奈良県中央部、国中平野、元、橿原市中町有り、庄屋を務めた国中地域を代表する典型的な茅葺き屋根の上級農家建築。
本瓦葺き下屋の上に桁行約13m、梁間8.5mの入母屋造、茅葺母屋を載せて居る。
建築年代は確証を欠くが、当家の過去帳によれば元禄16年(1703)に山ノ坊村より分家した頃の建築と推定されている。

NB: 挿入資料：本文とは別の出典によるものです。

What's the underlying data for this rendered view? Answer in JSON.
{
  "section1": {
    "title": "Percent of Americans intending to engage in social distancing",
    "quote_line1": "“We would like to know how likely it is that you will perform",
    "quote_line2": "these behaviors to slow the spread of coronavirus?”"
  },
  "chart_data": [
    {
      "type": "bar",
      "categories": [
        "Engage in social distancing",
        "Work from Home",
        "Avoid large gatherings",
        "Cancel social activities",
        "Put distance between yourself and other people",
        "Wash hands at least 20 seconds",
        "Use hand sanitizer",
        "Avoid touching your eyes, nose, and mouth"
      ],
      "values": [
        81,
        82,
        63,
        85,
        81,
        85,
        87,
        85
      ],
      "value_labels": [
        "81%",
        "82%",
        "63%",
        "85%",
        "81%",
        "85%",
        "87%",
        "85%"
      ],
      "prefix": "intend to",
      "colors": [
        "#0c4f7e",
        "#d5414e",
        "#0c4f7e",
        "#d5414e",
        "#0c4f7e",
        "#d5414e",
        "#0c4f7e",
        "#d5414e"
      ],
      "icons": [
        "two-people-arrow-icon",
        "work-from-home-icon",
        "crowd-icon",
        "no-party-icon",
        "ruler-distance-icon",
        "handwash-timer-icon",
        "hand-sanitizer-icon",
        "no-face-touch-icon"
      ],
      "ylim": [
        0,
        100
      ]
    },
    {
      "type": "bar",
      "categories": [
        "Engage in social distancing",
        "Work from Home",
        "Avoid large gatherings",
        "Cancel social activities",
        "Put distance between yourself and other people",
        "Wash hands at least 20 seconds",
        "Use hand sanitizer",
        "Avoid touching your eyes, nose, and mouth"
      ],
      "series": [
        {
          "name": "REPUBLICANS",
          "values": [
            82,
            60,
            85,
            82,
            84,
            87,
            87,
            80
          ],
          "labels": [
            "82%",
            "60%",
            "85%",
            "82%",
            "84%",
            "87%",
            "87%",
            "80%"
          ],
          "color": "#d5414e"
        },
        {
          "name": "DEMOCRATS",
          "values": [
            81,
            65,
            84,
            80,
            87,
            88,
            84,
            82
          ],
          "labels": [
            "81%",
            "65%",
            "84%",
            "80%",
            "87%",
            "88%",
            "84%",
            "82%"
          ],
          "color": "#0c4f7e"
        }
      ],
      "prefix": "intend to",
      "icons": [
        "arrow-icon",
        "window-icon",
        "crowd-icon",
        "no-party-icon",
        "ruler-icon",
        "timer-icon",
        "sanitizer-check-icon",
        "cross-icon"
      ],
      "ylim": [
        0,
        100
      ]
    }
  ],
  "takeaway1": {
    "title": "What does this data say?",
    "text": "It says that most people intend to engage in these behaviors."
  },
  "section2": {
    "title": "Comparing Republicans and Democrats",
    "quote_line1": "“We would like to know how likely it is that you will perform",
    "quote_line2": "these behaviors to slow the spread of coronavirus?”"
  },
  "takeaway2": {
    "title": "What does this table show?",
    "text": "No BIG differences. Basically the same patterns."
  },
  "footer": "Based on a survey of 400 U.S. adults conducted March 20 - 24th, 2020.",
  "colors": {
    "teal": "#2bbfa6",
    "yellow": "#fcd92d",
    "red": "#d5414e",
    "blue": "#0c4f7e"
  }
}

国中の代表的な屋敷構えは、中央に南面して主屋を建て、表か裏かに物干し場をとる。
表側には長屋門を構え、この門の両端から奥へ、コの字形に納屋・稻小屋・米蔵・内蔵離座敷などの建物で取り囲むのが、いわゆる囲造りである。
当家もこの囲造りで、物干し場は主屋裏にあった
旧敷地は西側に南北の道に接し、南側に路地を作って南から主屋に通じていた。
主屋は、喰違(くいちが)い4間取り、屋根は大和棟、周囲に本瓦葺の庇をめぐらしており、吉川禎一家と比べると、土間とミセノマ境・ナンド入口などが開放的となり、発達した形式を示しています。
特に居室部の間仕切りの発展を知るうえでも貴重です。